Bilaminato: sottilissima lastra d'argento applicata su un supporto di metallo comune ed illegalmente ed erroneamente punzonata con una "R"" e con i punzoni del titolo e del fabbricante. Su questi oggetti è consentito apporre il simbolo chimico del metallo prezioso (Ag), l'indicazione del peso in grammi seguita dalla lettera "g" e la sigla del produttore non confondibile con il marchio di identificazione dei metalli preziosi. Ma questi oggetti non possono essere chiamati "argenti" o "argenteria".

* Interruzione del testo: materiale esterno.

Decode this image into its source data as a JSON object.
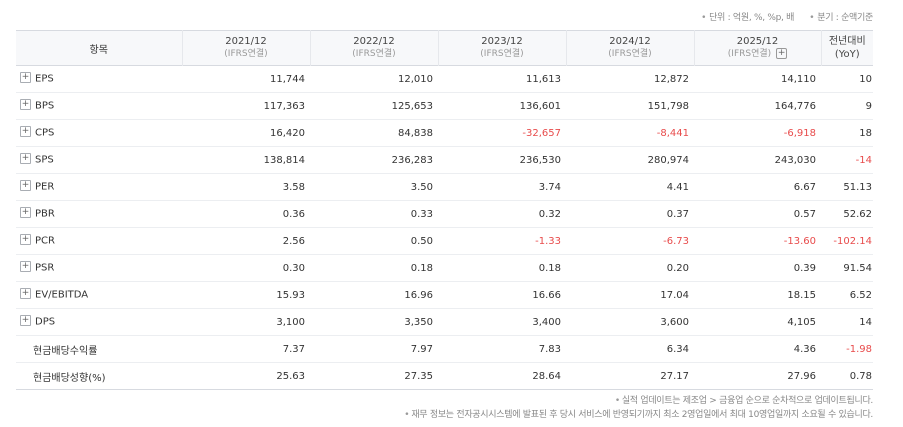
{
  "units": {
    "unit": "단위 : 억원, %, %p, 배",
    "period": "분기 : 순액기준"
  },
  "header": {
    "item": "항목",
    "periods": [
      {
        "label": "2021/12",
        "sub": "(IFRS연결)"
      },
      {
        "label": "2022/12",
        "sub": "(IFRS연결)"
      },
      {
        "label": "2023/12",
        "sub": "(IFRS연결)"
      },
      {
        "label": "2024/12",
        "sub": "(IFRS연결)"
      },
      {
        "label": "2025/12",
        "sub": "(IFRS연결)"
      }
    ],
    "expand_symbol": "+",
    "yoy_line1": "전년대비",
    "yoy_line2": "(YoY)"
  },
  "rows": [
    {
      "label": "EPS",
      "values": [
        "11,744",
        "12,010",
        "11,613",
        "12,872",
        "14,110"
      ],
      "yoy": "10"
    },
    {
      "label": "BPS",
      "values": [
        "117,363",
        "125,653",
        "136,601",
        "151,798",
        "164,776"
      ],
      "yoy": "9"
    },
    {
      "label": "CPS",
      "values": [
        "16,420",
        "84,838",
        "-32,657",
        "-8,441",
        "-6,918"
      ],
      "yoy": "18"
    },
    {
      "label": "SPS",
      "values": [
        "138,814",
        "236,283",
        "236,530",
        "280,974",
        "243,030"
      ],
      "yoy": "-14"
    },
    {
      "label": "PER",
      "values": [
        "3.58",
        "3.50",
        "3.74",
        "4.41",
        "6.67"
      ],
      "yoy": "51.13"
    },
    {
      "label": "PBR",
      "values": [
        "0.36",
        "0.33",
        "0.32",
        "0.37",
        "0.57"
      ],
      "yoy": "52.62"
    },
    {
      "label": "PCR",
      "values": [
        "2.56",
        "0.50",
        "-1.33",
        "-6.73",
        "-13.60"
      ],
      "yoy": "-102.14"
    },
    {
      "label": "PSR",
      "values": [
        "0.30",
        "0.18",
        "0.18",
        "0.20",
        "0.39"
      ],
      "yoy": "91.54"
    },
    {
      "label": "EV/EBITDA",
      "values": [
        "15.93",
        "16.96",
        "16.66",
        "17.04",
        "18.15"
      ],
      "yoy": "6.52"
    },
    {
      "label": "DPS",
      "values": [
        "3,100",
        "3,350",
        "3,400",
        "3,600",
        "4,105"
      ],
      "yoy": "14"
    },
    {
      "label": "현금배당수익률",
      "values": [
        "7.37",
        "7.97",
        "7.83",
        "6.34",
        "4.36"
      ],
      "yoy": "-1.98"
    },
    {
      "label": "현금배당성향(%)",
      "values": [
        "25.63",
        "27.35",
        "28.64",
        "27.17",
        "27.96"
      ],
      "yoy": "0.78"
    }
  ],
  "expandable_rows": 10,
  "notes": [
    "실적 업데이트는 제조업 > 금융업 순으로 순차적으로 업데이트됩니다.",
    "재무 정보는 전자공시시스템에 발표된 후 당시 서비스에 반영되기까지 최소 2영업일에서 최대 10영업일까지 소요될 수 있습니다."
  ],
  "colors": {
    "negative": "#e84b4b",
    "header_bg": "#f7f8fa",
    "border": "#d7dae0"
  }
}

Sheffield: lastra di rame racchiusa tra due sottili lastre d'argento mediante laminazione
Silverplate: ottone nichelato ed argentato galvanicamente
Deposito galvanico: in questo caso l'oggetto è di sostanza non metallica rivestita galvanicamente d'argento. In questo caso è previsto che sia presente un marchio ottagonale contenente la dicitura DG, il simbolo del metallo prezioso (Ag oppure Au), l'indicazione del peso del metallo prezioso seguito dalla lettera "g" e la sigla del produttore non confondibile con il marchio d'identificazione. L'oggetto non potrà essere chiamato "argento" ne potrà appartenere alla categoria "argenteria".